Was bitte soll der Auditor machen, der mit der Absicht kommt, die Kernprozesse Übersetzung zu auditieren und keine Abgrenzung der Räumlichkeiten nach Funktionen ermitteln kann? Hier können und sollten alle vorbereitet sein. Wo etwas zu auditieren ist, sollte am besten klar ersichtlich sein. Sonst muss es umständlich erklärt werden. Bis hierhin kann sich Jede und Jeder für ein Audit organisieren und vorbereiten, ohne jemals eine Norm gelesen zu haben oder gar nach ihr zu arbeiten. Es lässt sich alles noch unter dem Oberbegriff „ordentlich strukturierte Organisation“ zusammenfassen.
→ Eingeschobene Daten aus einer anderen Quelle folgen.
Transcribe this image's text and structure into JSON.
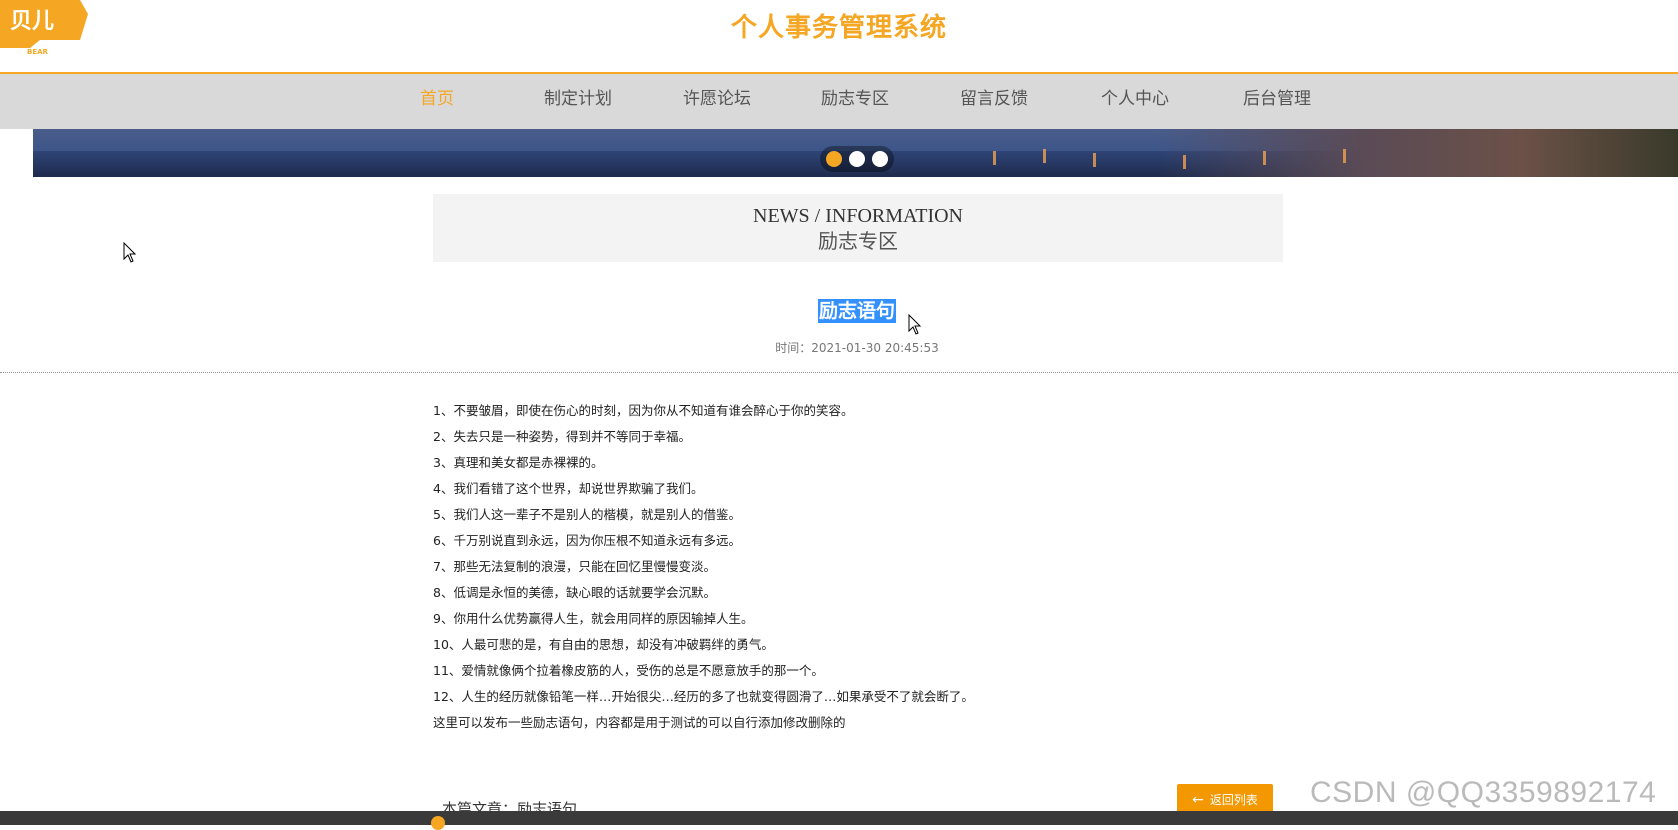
{
  "header": {
    "logo_text": "贝儿",
    "logo_sub": "BEAR",
    "title": "个人事务管理系统"
  },
  "nav": {
    "items": [
      {
        "label": "首页",
        "active": true
      },
      {
        "label": "制定计划",
        "active": false
      },
      {
        "label": "许愿论坛",
        "active": false
      },
      {
        "label": "励志专区",
        "active": false
      },
      {
        "label": "留言反馈",
        "active": false
      },
      {
        "label": "个人中心",
        "active": false
      },
      {
        "label": "后台管理",
        "active": false
      }
    ]
  },
  "banner": {
    "slide_count": 3,
    "active_slide": 0
  },
  "section": {
    "en_title": "NEWS / INFORMATION",
    "cn_title": "励志专区"
  },
  "article": {
    "title": "励志语句",
    "time": "时间：2021-01-30 20:45:53",
    "lines": [
      "1、不要皱眉，即使在伤心的时刻，因为你从不知道有谁会醉心于你的笑容。",
      "2、失去只是一种姿势，得到并不等同于幸福。",
      "3、真理和美女都是赤裸裸的。",
      "4、我们看错了这个世界，却说世界欺骗了我们。",
      "5、我们人这一辈子不是别人的楷模，就是别人的借鉴。",
      "6、千万别说直到永远，因为你压根不知道永远有多远。",
      "7、那些无法复制的浪漫，只能在回忆里慢慢变淡。",
      "8、低调是永恒的美德，缺心眼的话就要学会沉默。",
      "9、你用什么优势赢得人生，就会用同样的原因输掉人生。",
      "10、人最可悲的是，有自由的思想，却没有冲破羁绊的勇气。",
      "11、爱情就像俩个拉着橡皮筋的人，受伤的总是不愿意放手的那一个。",
      "12、人生的经历就像铅笔一样…开始很尖…经历的多了也就变得圆滑了…如果承受不了就会断了。",
      "这里可以发布一些励志语句，内容都是用于测试的可以自行添加修改删除的"
    ]
  },
  "footer": {
    "back_label": "返回列表",
    "this_article": "本篇文章：励志语句"
  },
  "watermark": "CSDN @QQ3359892174",
  "colors": {
    "accent": "#f5a623",
    "nav_bg": "#d9d9d9",
    "button": "#f39800",
    "selection": "#3390ff"
  }
}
Was dann folgt, können wir salopp ausgedrückt mit „Fragestunde“ bezeichnen. Der Auditor stellt die Fragen: „Wer? Wie? Was? Wieso? Weshalb? Warum?“ Das ist der interessanteste Teil, weil wir hier feststellen können, ob das, was wir an internen Prozessen eingerichtet haben, nach der Meinung des Auditors normkonform ist oder nicht. Auch hierfür muss man sich nicht tief in irgendwelche Normen eingearbeitet haben. Eine Auftragsabwicklung, die den gängigen Ansprüchen an Einzelkaufleute gerecht wird, reicht durchaus.
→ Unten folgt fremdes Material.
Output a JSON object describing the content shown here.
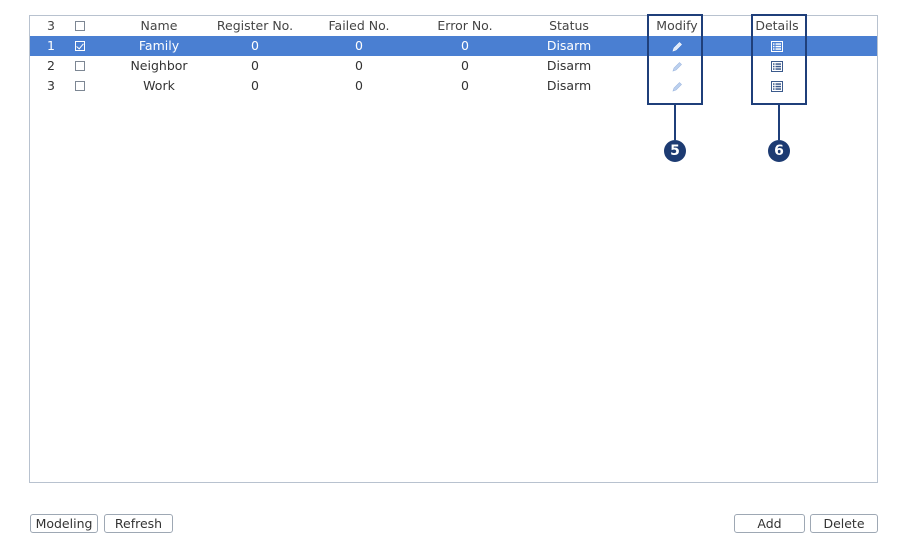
{
  "table": {
    "headers": {
      "count": "3",
      "name": "Name",
      "register_no": "Register No.",
      "failed_no": "Failed No.",
      "error_no": "Error No.",
      "status": "Status",
      "modify": "Modify",
      "details": "Details"
    },
    "rows": [
      {
        "index": "1",
        "checked": true,
        "name": "Family",
        "register_no": "0",
        "failed_no": "0",
        "error_no": "0",
        "status": "Disarm"
      },
      {
        "index": "2",
        "checked": false,
        "name": "Neighbor",
        "register_no": "0",
        "failed_no": "0",
        "error_no": "0",
        "status": "Disarm"
      },
      {
        "index": "3",
        "checked": false,
        "name": "Work",
        "register_no": "0",
        "failed_no": "0",
        "error_no": "0",
        "status": "Disarm"
      }
    ],
    "selected_row": 0
  },
  "callouts": {
    "modify_number": "5",
    "details_number": "6"
  },
  "buttons": {
    "modeling": "Modeling",
    "refresh": "Refresh",
    "add": "Add",
    "delete": "Delete"
  },
  "icons": {
    "modify": "pencil-icon",
    "details": "list-details-icon"
  },
  "colors": {
    "selected_row": "#4a7fd2",
    "callout": "#1f3f7a",
    "border": "#b8c2cf"
  }
}
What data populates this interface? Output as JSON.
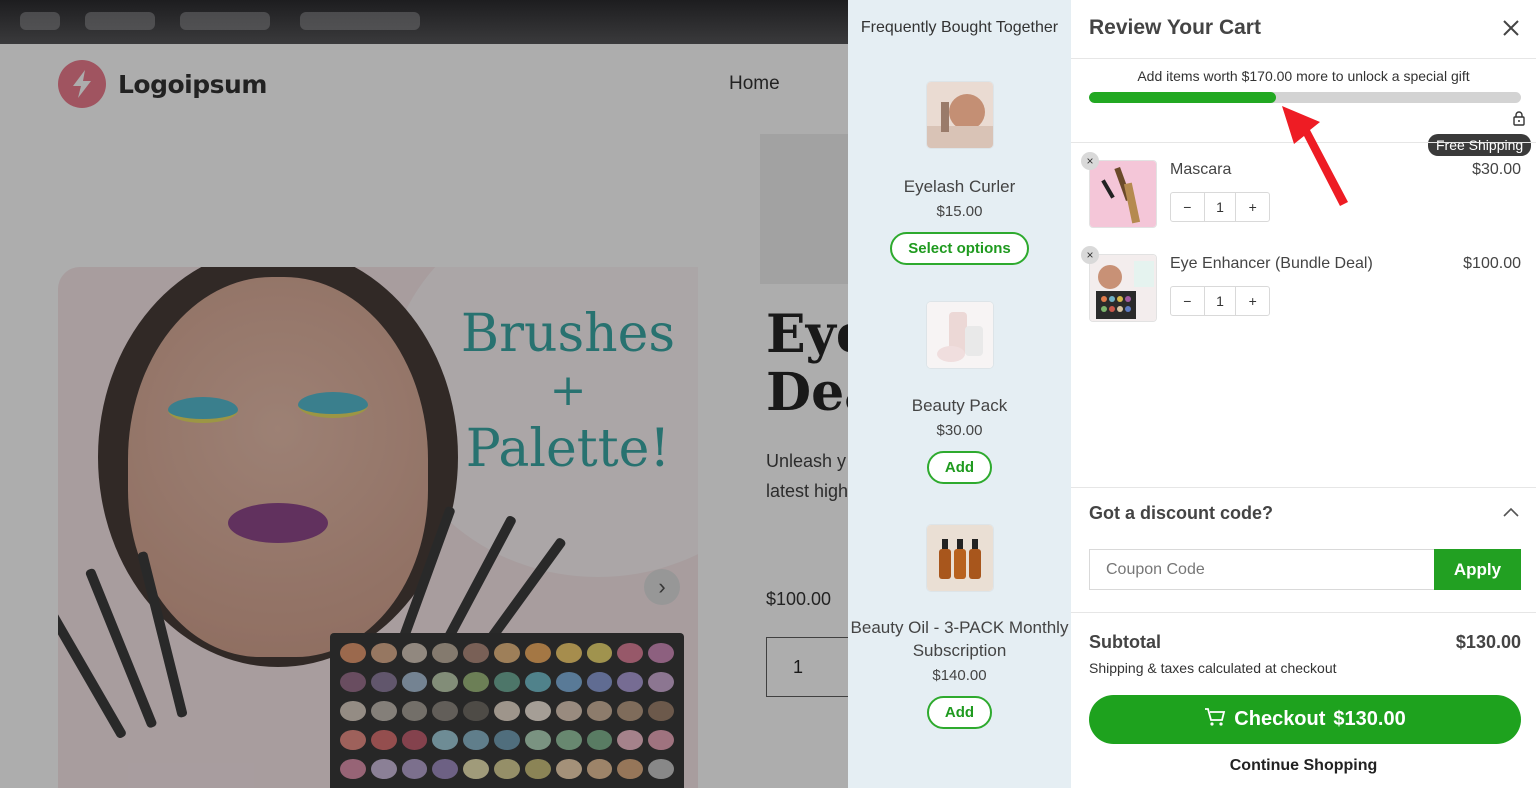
{
  "store": {
    "logo_text": "Logoipsum",
    "nav_home": "Home",
    "banner": {
      "line1": "Brushes",
      "line2": "+",
      "line3": "Palette!"
    },
    "product_title": "Eye\nDea",
    "product_desc": "Unleash y best-sellir latest high game!",
    "product_price": "$100.00",
    "qty": "1"
  },
  "upsell": {
    "title": "Frequently Bought Together",
    "items": [
      {
        "name": "Eyelash Curler",
        "price": "$15.00",
        "button": "Select options"
      },
      {
        "name": "Beauty Pack",
        "price": "$30.00",
        "button": "Add"
      },
      {
        "name": "Beauty Oil - 3-PACK Monthly Subscription",
        "price": "$140.00",
        "button": "Add"
      }
    ]
  },
  "cart": {
    "title": "Review Your Cart",
    "progress_message": "Add items worth $170.00 more to unlock a special gift",
    "progress_fraction": 0.433,
    "milestone_label": "Free Shipping",
    "items": [
      {
        "name": "Mascara",
        "price": "$30.00",
        "qty": "1"
      },
      {
        "name": "Eye Enhancer (Bundle Deal)",
        "price": "$100.00",
        "qty": "1"
      }
    ],
    "stepper_minus": "−",
    "stepper_plus": "+",
    "remove_glyph": "×",
    "discount_heading": "Got a discount code?",
    "coupon_placeholder": "Coupon Code",
    "apply_label": "Apply",
    "subtotal_label": "Subtotal",
    "subtotal_value": "$130.00",
    "shipping_note": "Shipping & taxes calculated at checkout",
    "checkout_label": "Checkout",
    "checkout_amount": "$130.00",
    "continue_label": "Continue Shopping"
  },
  "colors": {
    "accent_green": "#1ea21e",
    "annotation_red": "#ee1c24",
    "upsell_bg": "#e5eef3"
  }
}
Hier möchte ich nicht weiter vertiefen, sondern einfach nur Mut machen, sich mit dem Thema Audit der eigenen Arbeitsprozesse nach einer international anerkannten Norm und anschließend möglicher Zertifizierung zu befassen.

Nach dem Audit

Nach dem Audit gibt es einen Bericht, in dem der Auditor niederlegt, was er vor Ort geprüft hat, wie die Kriterien bewertet worden sind, und eine Empfehlung, wie weiter zu verfahren ist. Gleichzeitig gibt es unter Umständen weitere Frage und/oder Anforderungen, die erfüllt werden sollten, um die Empfehlung für die Zertifizierung zu erlangen.

Nach dem Audit ist vor dem Audit. Denn die Erst-Zertifizierung wird zwar auf der Grundlage eines Audits erteilt, aber immer nur auf Zeit. Dann wird die Organisation wieder überprüft. Es ist also nicht wie bei den Beamten. Wenn alle Prüfungen bestanden sind, ist man Beamter auf Lebenszeit und hat ausgesorgt. Wir Freiberufler leben in Zeiten der „kontinuierlichen Verbesserung“.
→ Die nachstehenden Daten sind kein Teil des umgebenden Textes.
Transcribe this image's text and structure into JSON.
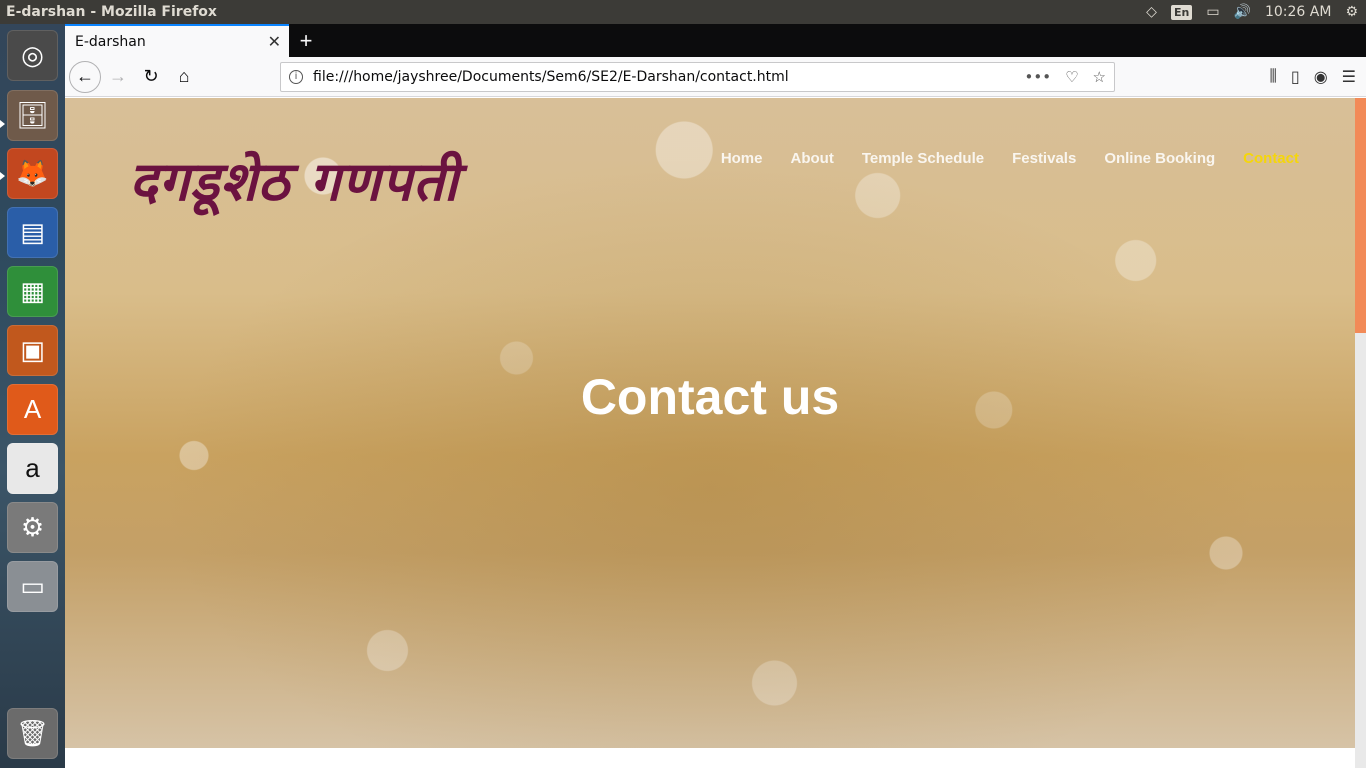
{
  "os": {
    "window_title": "E-darshan - Mozilla Firefox",
    "lang": "En",
    "time": "10:26 AM"
  },
  "launcher": {
    "items": [
      {
        "name": "ubuntu-dash-icon",
        "glyph": "◎",
        "bg": "#4a4a4a"
      },
      {
        "name": "files-icon",
        "glyph": "🗄",
        "bg": "#6f5a4a"
      },
      {
        "name": "firefox-icon",
        "glyph": "🦊",
        "bg": "#c2471f"
      },
      {
        "name": "writer-icon",
        "glyph": "▤",
        "bg": "#2a5ea8"
      },
      {
        "name": "calc-icon",
        "glyph": "▦",
        "bg": "#2f8f3a"
      },
      {
        "name": "impress-icon",
        "glyph": "▣",
        "bg": "#c1581d"
      },
      {
        "name": "software-center-icon",
        "glyph": "A",
        "bg": "#e05a1a"
      },
      {
        "name": "amazon-icon",
        "glyph": "a",
        "bg": "#e8e8e8"
      },
      {
        "name": "settings-icon",
        "glyph": "⚙",
        "bg": "#7a7a7a"
      },
      {
        "name": "disk-icon",
        "glyph": "▭",
        "bg": "#8a8f94"
      },
      {
        "name": "trash-icon",
        "glyph": "🗑",
        "bg": "#6b6b6b"
      }
    ]
  },
  "browser": {
    "tab_title": "E-darshan",
    "url": "file:///home/jayshree/Documents/Sem6/SE2/E-Darshan/contact.html"
  },
  "site": {
    "logo_text": "दगडूशेठ गणपती",
    "nav": {
      "home": "Home",
      "about": "About",
      "schedule": "Temple Schedule",
      "festivals": "Festivals",
      "booking": "Online Booking",
      "contact": "Contact"
    },
    "hero_title": "Contact us",
    "active_color": "#f5d60a"
  }
}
Nach dem Audit ist nach meiner Empfindung die aufregende Zeit, in der ich genau weiß, was ich noch verbessern kann, Änderungen in der Organisation plane, Pläne für die Umsetzung der Ideen entwickle und mich organisiere, um dies alles umzusetzen.

Fazit

Das Audit hat mich dazu motiviert:

  1. mein in Ansätzen bereits existierendes Organisationshandbuch nach der ISO 17100 neu zu strukturieren, zu aktualisieren, zu ergänzen und in eine an andere Freiberufler veräußerbare Form zu bringen;
  2. mich vom Allein-Unternehmer hin zum potentiellen Partner in einer Partnerschaftsgesellschaft zu entwickeln;
  3. den Werbeauftritt entsprechend anzupassen.

Martin Bindhardt B.A. (CDN)

Dieser Artikel erschien im Forum 2/2015.